To: long-gone who wrote (43673)10/23/1999 10:27:00 PM
From: Ahda  Read Replies (1) | Respond to of 116758
 
You are early my friend i am one heck of a good indicator my young son has more business than he can handle and in my area i believe we are back to zero houses for sale. Have a hunch i will feel it as it happens because of where i live.

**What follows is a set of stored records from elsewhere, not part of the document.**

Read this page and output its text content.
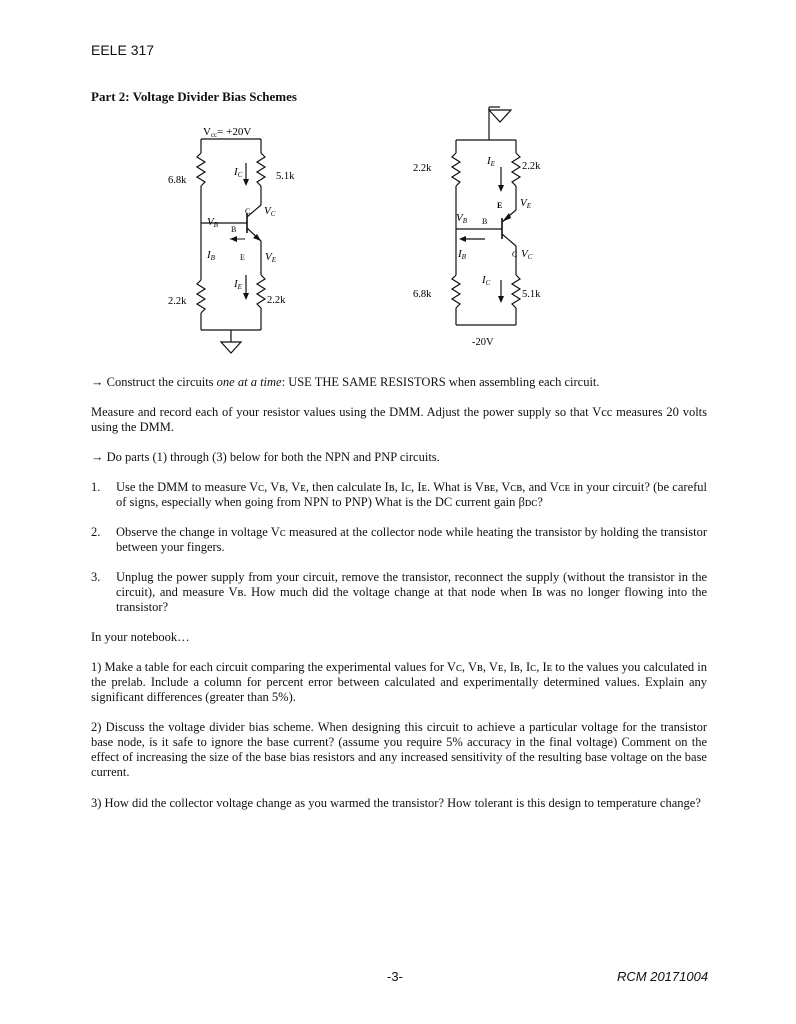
EELE 317
Part 2: Voltage Divider Bias Schemes
Vcc= +20V
6.8k	5.1k
2.2k	2.2k
IC
C VC
VB B
IB	E VE
IE
2.2k	2.2k
6.8k	5.1k
IE
E VE
VB B
IB	C VC
IC
-20V
→ Construct the circuits one at a time: USE THE SAME RESISTORS when assembling each circuit.
Measure and record each of your resistor values using the DMM. Adjust the power supply so that Vcc measures 20 volts using the DMM.
→ Do parts (1) through (3) below for both the NPN and PNP circuits.
1. Use the DMM to measure Vᴄ, Vʙ, Vᴇ, then calculate Iʙ, Iᴄ, Iᴇ. What is Vʙᴇ, Vᴄʙ, and Vᴄᴇ in your circuit? (be careful of signs, especially when going from NPN to PNP) What is the DC current gain βᴅᴄ?
2. Observe the change in voltage Vᴄ measured at the collector node while heating the transistor by holding the transistor between your fingers.
3. Unplug the power supply from your circuit, remove the transistor, reconnect the supply (without the transistor in the circuit), and measure Vʙ. How much did the voltage change at that node when Iʙ was no longer flowing into the transistor?
In your notebook…
1) Make a table for each circuit comparing the experimental values for Vᴄ, Vʙ, Vᴇ, Iʙ, Iᴄ, Iᴇ to the values you calculated in the prelab. Include a column for percent error between calculated and experimentally determined values. Explain any significant differences (greater than 5%).
2) Discuss the voltage divider bias scheme. When designing this circuit to achieve a particular voltage for the transistor base node, is it safe to ignore the base current? (assume you require 5% accuracy in the final voltage) Comment on the effect of increasing the size of the base bias resistors and any increased sensitivity of the resulting base voltage on the base current.
3) How did the collector voltage change as you warmed the transistor? How tolerant is this design to temperature change?
-3-	RCM 20171004
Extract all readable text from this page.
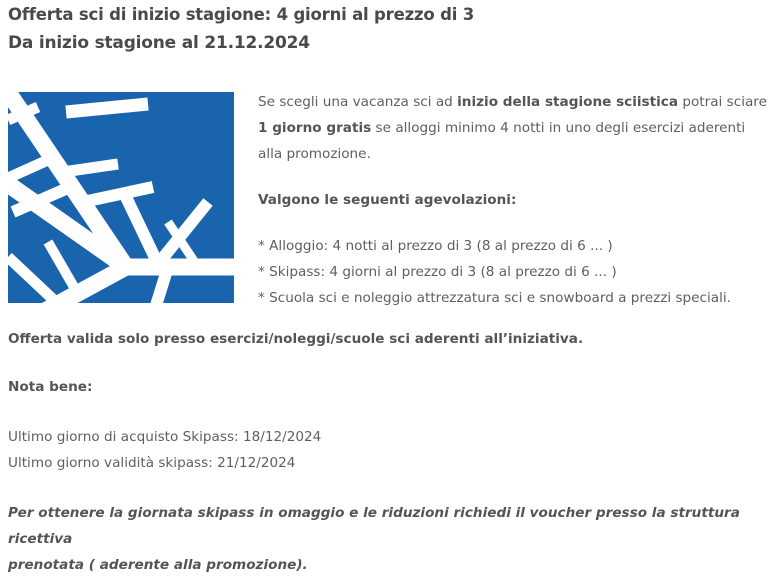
Offerta sci di inizio stagione: 4 giorni al prezzo di 3
Da inizio stagione al 21.12.2024

Se scegli una vacanza sci ad inizio della stagione sciistica potrai sciare

1 giorno gratis se alloggi minimo 4 notti in uno degli esercizi aderenti

alla promozione.

Valgono le seguenti agevolazioni:

* Alloggio: 4 notti al prezzo di 3 (8 al prezzo di 6 ... )

* Skipass: 4 giorni al prezzo di 3 (8 al prezzo di 6 ... )

* Scuola sci e noleggio attrezzatura sci e snowboard a prezzi speciali.

Offerta valida solo presso esercizi/noleggi/scuole sci aderenti all’iniziativa.
Nota bene:
Ultimo giorno di acquisto Skipass: 18/12/2024
Ultimo giorno validità skipass: 21/12/2024
Per ottenere la giornata skipass in omaggio e le riduzioni richiedi il voucher presso la struttura ricettiva
prenotata ( aderente alla promozione).
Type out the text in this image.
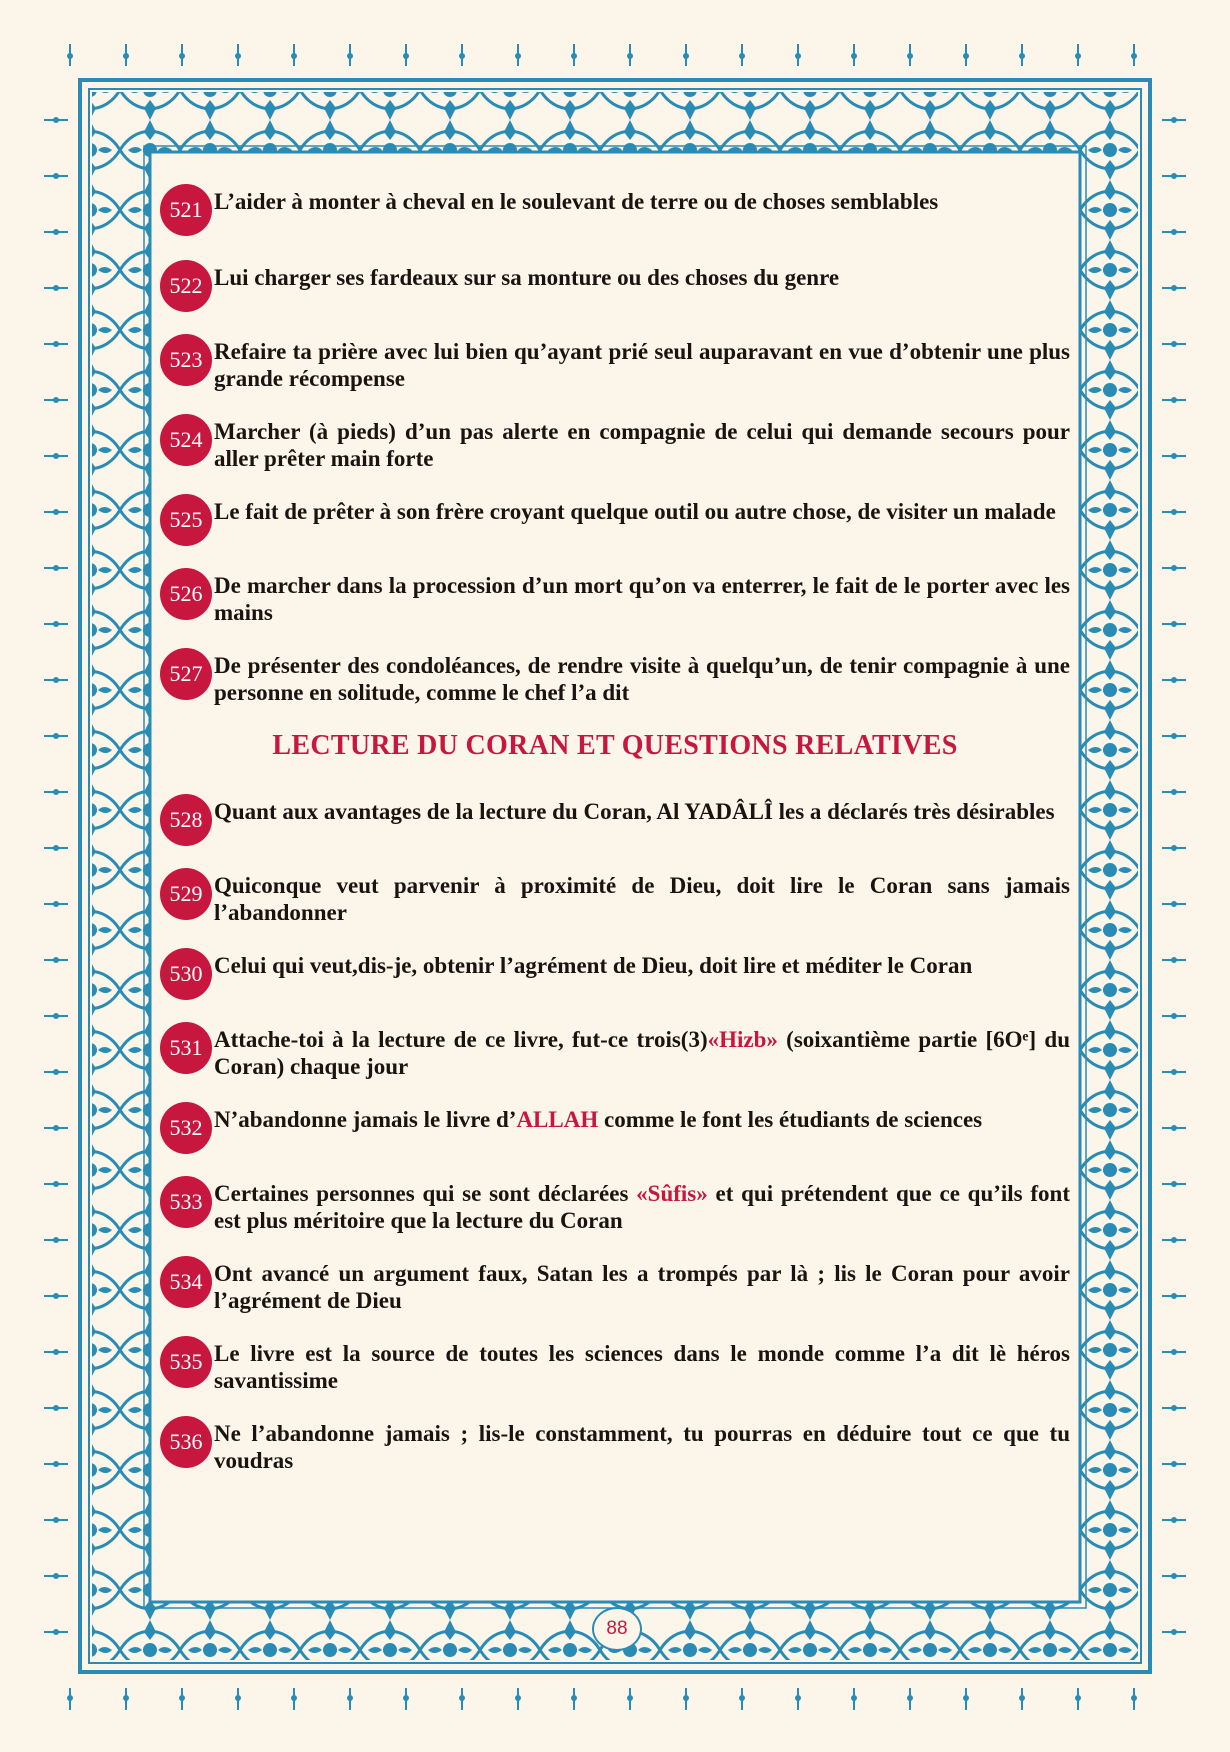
521 L’aider à monter à cheval en le soulevant de terre ou de choses semblables
522 Lui charger ses fardeaux sur sa monture ou des choses du genre
523 Refaire ta prière avec lui bien qu’ayant prié seul auparavant en vue d’obtenir une plus grande récompense
524 Marcher (à pieds) d’un pas alerte en compagnie de celui qui demande secours pour aller prêter main forte
525 Le fait de prêter à son frère croyant quelque outil ou autre chose, de visiter un malade
526 De marcher dans la procession d’un mort qu’on va enterrer, le fait de le porter avec les mains
527 De présenter des condoléances, de rendre visite à quelqu’un, de tenir compagnie à une personne en solitude, comme le chef l’a dit
LECTURE DU CORAN ET QUESTIONS RELATIVES
528 Quant aux avantages de la lecture du Coran, Al YADÂLÎ les a déclarés très désirables
529 Quiconque veut parvenir à proximité de Dieu, doit lire le Coran sans jamais l’abandonner
530 Celui qui veut,dis-je, obtenir l’agrément de Dieu, doit lire et méditer le Coran
531 Attache-toi à la lecture de ce livre, fut-ce trois(3)«Hizb» (soixantième partie [6Oᵉ] du Coran) chaque jour
532 N’abandonne jamais le livre d’ALLAH comme le font les étudiants de sciences
533 Certaines personnes qui se sont déclarées «Sûfis» et qui prétendent que ce qu’ils font est plus méritoire que la lecture du Coran
534 Ont avancé un argument faux, Satan les a trompés par là ; lis le Coran pour avoir l’agrément de Dieu
535 Le livre est la source de toutes les sciences dans le monde comme l’a dit lè héros savantissime
536 Ne l’abandonne jamais ; lis-le constamment, tu pourras en déduire tout ce que tu voudras
88
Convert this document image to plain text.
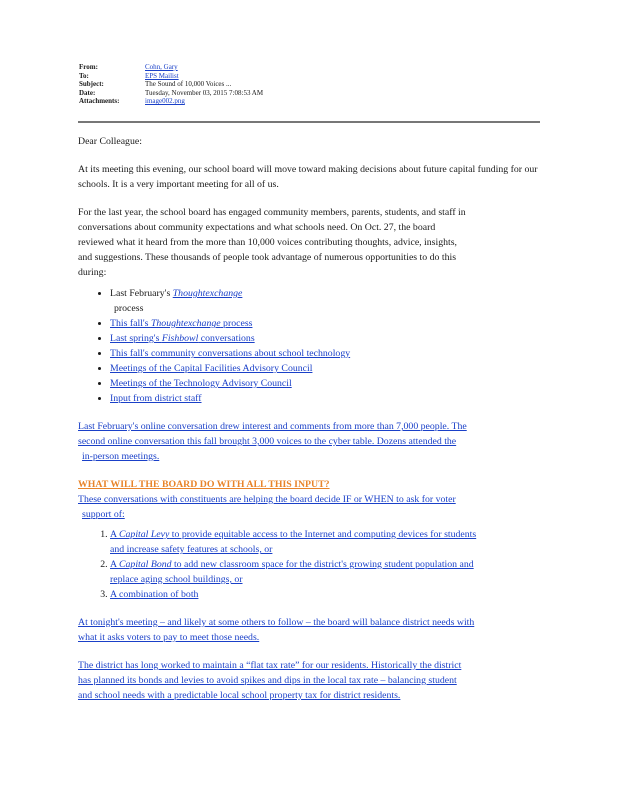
From:	Cohn, Gary
To:	EPS Mailist
Subject:	The Sound of 10,000 Voices ...
Date:	Tuesday, November 03, 2015 7:08:53 AM
Attachments:	image002.png

Dear Colleague:

At its meeting this evening, our school board will move toward making decisions about future capital funding for our schools. It is a very important meeting for all of us.

For the last year, the school board has engaged community members, parents, students, and staff in

conversations about community expectations and what schools need. On Oct. 27, the board

reviewed what it heard from the more than 10,000 voices contributing thoughts, advice, insights,

and suggestions. These thousands of people took advantage of numerous opportunities to do this

during:

• Last February's Thoughtexchange
process
• This fall's Thoughtexchange process
• Last spring's Fishbowl conversations
• This fall's community conversations about school technology
• Meetings of the Capital Facilities Advisory Council
• Meetings of the Technology Advisory Council
• Input from district staff

Last February's online conversation drew interest and comments from more than 7,000 people. The

second online conversation this fall brought 3,000 voices to the cyber table. Dozens attended the

in-person meetings.

WHAT WILL THE BOARD DO WITH ALL THIS INPUT?

These conversations with constituents are helping the board decide IF or WHEN to ask for voter

support of:

1. A Capital Levy to provide equitable access to the Internet and computing devices for students
and increase safety features at schools, or
2. A Capital Bond to add new classroom space for the district's growing student population and
replace aging school buildings, or
3. A combination of both

At tonight's meeting – and likely at some others to follow – the board will balance district needs with

what it asks voters to pay to meet those needs.

The district has long worked to maintain a “flat tax rate” for our residents. Historically the district

has planned its bonds and levies to avoid spikes and dips in the local tax rate – balancing student

and school needs with a predictable local school property tax for district residents.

To: long-gone who wrote (43673)10/23/1999 11:39:00 PM
From: ahhaha  Respond to of 116758
 
I suggest looking at property prices rather than rates. The rate is always determined by other short term money market securities. Unless those rates are hovering around 1% which they would if FED ever stayed out of the fed funds market, the real estate market can't influence rates. That isn't true at even 2% on T-Bills. Demand and supply can change rates, but you have to be pretty old to have seen that in the past.

On the other hand property prices indicate the degree of the wealth effect. When people are indifferent to price, that is, price elastic, it means that wealth is nominally abundant and price increases are easily tolerated. The same psychology simultaneously co-exists to a stronger degree in goods and services since they are far cheaper when the wealth effect is in full gear. Quite a large body of evidence of rampant price increases exists in real estate currently. It doesn't have the across the board flavor of the '80s, but it does indicate that money is becoming worthless. That's the wake up call for gold.